Justiça
Marçal vira réu por arriscar a vida de 32 pessoas em expedição ao Pico dos Marins
O coach terá dez dias para apresentar sua defesa prévia no processo, em tramitação no Tribunal de Justiça de São Paulo
A juíza Rafaela Glioche, do Tribunal de Justiça de São Paulo, tornou o coach Pablo Marçal (PRTB) réu por colocar em risco pelo menos 32 pessoas em uma expedição ao Pico dos Marins, em Piquete (SP), em 2022.
Na avaliação da magistrada, a denúncia do Ministério Público paulista traz uma descrição “adequada e suficiente” das condutas. Com o recebimento da acusação, a Corte dará início a uma ação penal, ao fim da qual o ex-candidato a prefeito da capital será condenado ou absolvido.
Marçal terá dez dias, contados após a intimação, para apresentar sua defesa prévia. Poderá, por exemplo, especificar as provas que pretende produzir no processo e listar até oito testemunhas.
O Ministério Público de São Paulo propôs um acordo para o coach pagar 273,2 mil reais e arquivar o processo. Não houve, porém, resposta da defesa nos autos, o que levou a Justiça a aceitar a denúncia.
O órgão denunciou o coach por “expor a vida ou a saúde de outrem a perigo direto e iminente” (por 32 vezes, na forma do artigo 71 do Código Penal, a tratar de crimes continuados).

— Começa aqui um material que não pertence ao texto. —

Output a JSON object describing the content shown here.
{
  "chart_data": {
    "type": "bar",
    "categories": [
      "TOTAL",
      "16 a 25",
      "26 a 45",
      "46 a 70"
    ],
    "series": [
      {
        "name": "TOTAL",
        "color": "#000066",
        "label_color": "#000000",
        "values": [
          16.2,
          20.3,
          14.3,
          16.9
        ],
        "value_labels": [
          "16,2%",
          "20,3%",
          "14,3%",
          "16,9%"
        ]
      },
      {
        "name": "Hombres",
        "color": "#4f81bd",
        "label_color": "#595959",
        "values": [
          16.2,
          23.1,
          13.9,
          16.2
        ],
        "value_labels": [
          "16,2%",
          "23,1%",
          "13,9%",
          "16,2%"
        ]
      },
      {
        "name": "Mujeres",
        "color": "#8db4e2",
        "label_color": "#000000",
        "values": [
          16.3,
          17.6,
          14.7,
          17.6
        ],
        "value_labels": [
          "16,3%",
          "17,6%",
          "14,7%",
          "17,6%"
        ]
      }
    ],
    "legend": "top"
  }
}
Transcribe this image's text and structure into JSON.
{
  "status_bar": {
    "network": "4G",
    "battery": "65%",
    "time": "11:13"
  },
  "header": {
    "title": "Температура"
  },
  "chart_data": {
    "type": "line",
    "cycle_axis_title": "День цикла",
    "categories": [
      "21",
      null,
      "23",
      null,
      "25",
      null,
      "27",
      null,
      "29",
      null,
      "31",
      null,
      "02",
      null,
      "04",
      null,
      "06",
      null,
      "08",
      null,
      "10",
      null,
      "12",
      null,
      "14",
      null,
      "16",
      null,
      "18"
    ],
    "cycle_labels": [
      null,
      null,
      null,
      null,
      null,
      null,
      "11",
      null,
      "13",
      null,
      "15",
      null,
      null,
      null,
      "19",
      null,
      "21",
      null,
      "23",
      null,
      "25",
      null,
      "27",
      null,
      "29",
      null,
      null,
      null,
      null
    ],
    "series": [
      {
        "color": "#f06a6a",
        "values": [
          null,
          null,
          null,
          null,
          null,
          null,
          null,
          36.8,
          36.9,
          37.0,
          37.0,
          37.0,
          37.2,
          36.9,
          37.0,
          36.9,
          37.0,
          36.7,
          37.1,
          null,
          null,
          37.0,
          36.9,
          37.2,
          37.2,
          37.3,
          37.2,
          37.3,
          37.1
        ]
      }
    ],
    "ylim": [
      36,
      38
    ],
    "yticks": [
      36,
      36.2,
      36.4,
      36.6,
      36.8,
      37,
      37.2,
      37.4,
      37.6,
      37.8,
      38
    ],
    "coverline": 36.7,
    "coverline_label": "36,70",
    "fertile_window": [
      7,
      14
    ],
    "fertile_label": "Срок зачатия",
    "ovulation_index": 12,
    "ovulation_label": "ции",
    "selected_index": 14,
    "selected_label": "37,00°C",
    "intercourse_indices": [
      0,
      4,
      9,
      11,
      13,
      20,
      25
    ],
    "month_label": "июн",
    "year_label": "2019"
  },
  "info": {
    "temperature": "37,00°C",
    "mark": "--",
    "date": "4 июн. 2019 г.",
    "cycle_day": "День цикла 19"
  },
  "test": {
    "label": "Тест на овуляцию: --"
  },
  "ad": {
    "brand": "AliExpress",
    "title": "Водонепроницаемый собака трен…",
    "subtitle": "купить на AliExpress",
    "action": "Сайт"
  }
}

Conforme a acusação, a chuva se intensificou quando o grupo liderado por Marçal subia a trilha rumo ao cume do Pico dos Marins, “com pouca visibilidade, o que tornava o trajeto inóspito, permeado de lama e pedras escorregadias, afora o risco de hipotermia”.
Marçal, porém, chamou o guia de “covarde” e desdenhou dos alertas, segundo a denúncia. A expedição ocorreu entre 4 e 5 de janeiro de 2022, um período contraindicado, “sob o infundado pretexto de que as vítimas por ele guiadas precisariam correr riscos, enfrentando a natureza hostil daquele período, sem o que não seriam capazes de vencer e prosperar na vida”.
Em nota após Marçal virar réu, o advogado dele, Tassio Renam, afirmou que a defesa recusou o acordo proposto pelo MP porque ele implicaria admitir responsabilidade pela organização da caminhada nos Marins.
“Adicionalmente, há o relatório de conclusão elaborado pelo Delegado Francisco Sannini, que atestou a inexistência de dolo por parte de qualquer dos participantes e concluiu pelo não indiciamento dos envolvidos”, diz o comunicado. “Essa orientação, no entanto, não foi respeitada.”